This article's material type is marked as obituary.

Abstract: reflect the article's focus on personality, but may not always clearly indicate the material type of the article.

Lead paragraph: This feature is more descriptive, making it a strong candidate for identifying the material type.

Headline: Headlines are designed to give a quick summary of the article's content. In this case, it effectively indicates that the article is an obituary.

Keywords: Keywords are very indicative of the content and context. The presence of "Deaths (Obituaries)" is a strong predictor for the obituary category.

Overall context: after reading the entire article, confirming that these features are closely related to the overall topic and are good predictors of the material type. 

Conclusion: we will combine these features to make a robust predictor. or we can experiment with different combinations(like using all features or using two of the features) to see which yields the best classification results. 
Technically, we will combine these 4 features into a single feature as predictor. 




## Unsupervised Learning: Topic Modeling.

Goal: uncover hidden thematic structures in the data


For topic modeling, we will use the same textual features(the 4 features)as in text classification, but we won't need the label feature. As with text classification, we will also experiment with different combination of the 4 features to see which yields the most coherent and distinct topics. 

### Up to this point, we have selected our features for both supervised and unsupervised learning tasks.

## Feature engineering

Steps used to get from raw dataset to the final features used. which include data preprocessing, feature extraction (NLP like TF-IDF)


The preprocessing steps are similar for both tasks(text classificatin & topic modeling): 

lowercasing, removing special characters, tokenization, removing stop words, possibly stemming or lemmatization. 

## Project
name/title, goals, motivation, closest example

### Title
I am thinking of two titles: 

1, Dual Perspectives: Classifying and Theming NYTimes Articles.

2, The Article Analyst: Machine Learning Insights into NYTimes Journalism.




### Goals
Text Classification (Supervised Learning):
Develop a binary text classification model to categorize articles from The New York Times into two classes: "News" and "Non-News.

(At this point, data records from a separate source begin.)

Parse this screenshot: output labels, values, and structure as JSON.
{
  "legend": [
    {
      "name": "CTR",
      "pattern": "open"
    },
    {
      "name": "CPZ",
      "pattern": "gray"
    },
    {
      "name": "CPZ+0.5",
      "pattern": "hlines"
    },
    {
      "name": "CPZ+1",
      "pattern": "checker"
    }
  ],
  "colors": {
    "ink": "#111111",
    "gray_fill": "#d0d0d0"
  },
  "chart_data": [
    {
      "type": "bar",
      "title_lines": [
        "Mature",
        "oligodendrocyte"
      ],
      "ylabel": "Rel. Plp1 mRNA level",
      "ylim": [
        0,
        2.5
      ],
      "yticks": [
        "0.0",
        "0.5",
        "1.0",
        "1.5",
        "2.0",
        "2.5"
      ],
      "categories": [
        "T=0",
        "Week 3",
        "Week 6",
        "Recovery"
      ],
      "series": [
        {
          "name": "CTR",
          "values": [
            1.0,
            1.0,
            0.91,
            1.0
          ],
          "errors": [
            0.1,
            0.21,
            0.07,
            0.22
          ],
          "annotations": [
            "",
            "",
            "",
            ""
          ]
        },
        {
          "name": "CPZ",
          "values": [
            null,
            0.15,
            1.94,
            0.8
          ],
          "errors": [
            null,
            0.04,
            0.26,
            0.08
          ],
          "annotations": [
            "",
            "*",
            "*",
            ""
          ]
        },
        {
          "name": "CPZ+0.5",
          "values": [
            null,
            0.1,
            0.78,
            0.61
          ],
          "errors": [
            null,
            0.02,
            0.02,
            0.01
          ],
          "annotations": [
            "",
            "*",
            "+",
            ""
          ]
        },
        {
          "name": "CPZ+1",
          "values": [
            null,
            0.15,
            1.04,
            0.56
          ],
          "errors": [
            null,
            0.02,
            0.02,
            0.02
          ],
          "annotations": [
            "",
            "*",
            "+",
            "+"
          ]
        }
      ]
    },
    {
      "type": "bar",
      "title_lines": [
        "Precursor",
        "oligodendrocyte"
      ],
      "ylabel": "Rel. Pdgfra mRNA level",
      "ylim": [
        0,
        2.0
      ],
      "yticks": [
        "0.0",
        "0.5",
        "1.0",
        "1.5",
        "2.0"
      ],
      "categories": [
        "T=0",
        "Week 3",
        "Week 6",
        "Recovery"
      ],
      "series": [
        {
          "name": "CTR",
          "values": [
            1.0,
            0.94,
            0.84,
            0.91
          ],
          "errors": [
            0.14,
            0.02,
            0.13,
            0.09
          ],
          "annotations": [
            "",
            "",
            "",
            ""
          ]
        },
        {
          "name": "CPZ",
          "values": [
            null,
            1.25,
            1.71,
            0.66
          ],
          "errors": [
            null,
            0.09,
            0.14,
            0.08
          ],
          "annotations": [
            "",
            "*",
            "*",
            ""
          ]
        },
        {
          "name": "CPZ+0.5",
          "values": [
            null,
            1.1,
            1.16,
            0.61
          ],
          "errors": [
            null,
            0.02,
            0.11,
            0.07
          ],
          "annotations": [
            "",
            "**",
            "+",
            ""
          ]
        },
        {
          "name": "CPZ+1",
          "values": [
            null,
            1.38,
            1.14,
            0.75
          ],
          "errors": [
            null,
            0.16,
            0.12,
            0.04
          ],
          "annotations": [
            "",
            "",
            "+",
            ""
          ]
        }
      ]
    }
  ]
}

Topic Modeling (Unsupervised Learning):
Utilize topic modeling techniques to uncover and analyze the latent thematic structure in the dataset of articles from The New York Times.

General Project Objective

The overarching objective of this project is to leverage machine learning techniques to extract meaningful insights from a dataset of articles from The New York Times. This involves categorizing articles into relevant classes and discovering underlying themes, thereby enabling a deeper understanding of the content and structure of the news articles.

### Motivation

our motivation for undertaking this project is to harness the power of machine learning and natural language processing to deepen our understanding of news content. By classifying and analyzing New York Times articles, we aim to improve the accessibility and navigation of news media, uncovering underlying themes and patterns in journalistic content. This project represents a convergence of technological innovation and media analysis, offering valuable insights for both readers and industry professionals, and contributing to the evolving landscape of data-driven journalism.

### Closest Example

we are asked to find a closest example that is most similar to what we are proposing(stated in our proposal instruction)

The closest example is the course 655 NLP assignments: text classification,which using the English Wikipedia articles, a text of person's Wikipedia biography, determine the person's nationality. 

## Next Steps

Up to this point, I haven't delved into considering the supervised and unsupervised learning approaches, which encompass model selection, evaluation, and visualization methods. We can only contemplate these aspects after deciding on our specific supervised and unsupervised tasks.

The next immediate step I will take is to retrieve more data and prepare it in the format of our current dataset, just in case we need additional data in the future.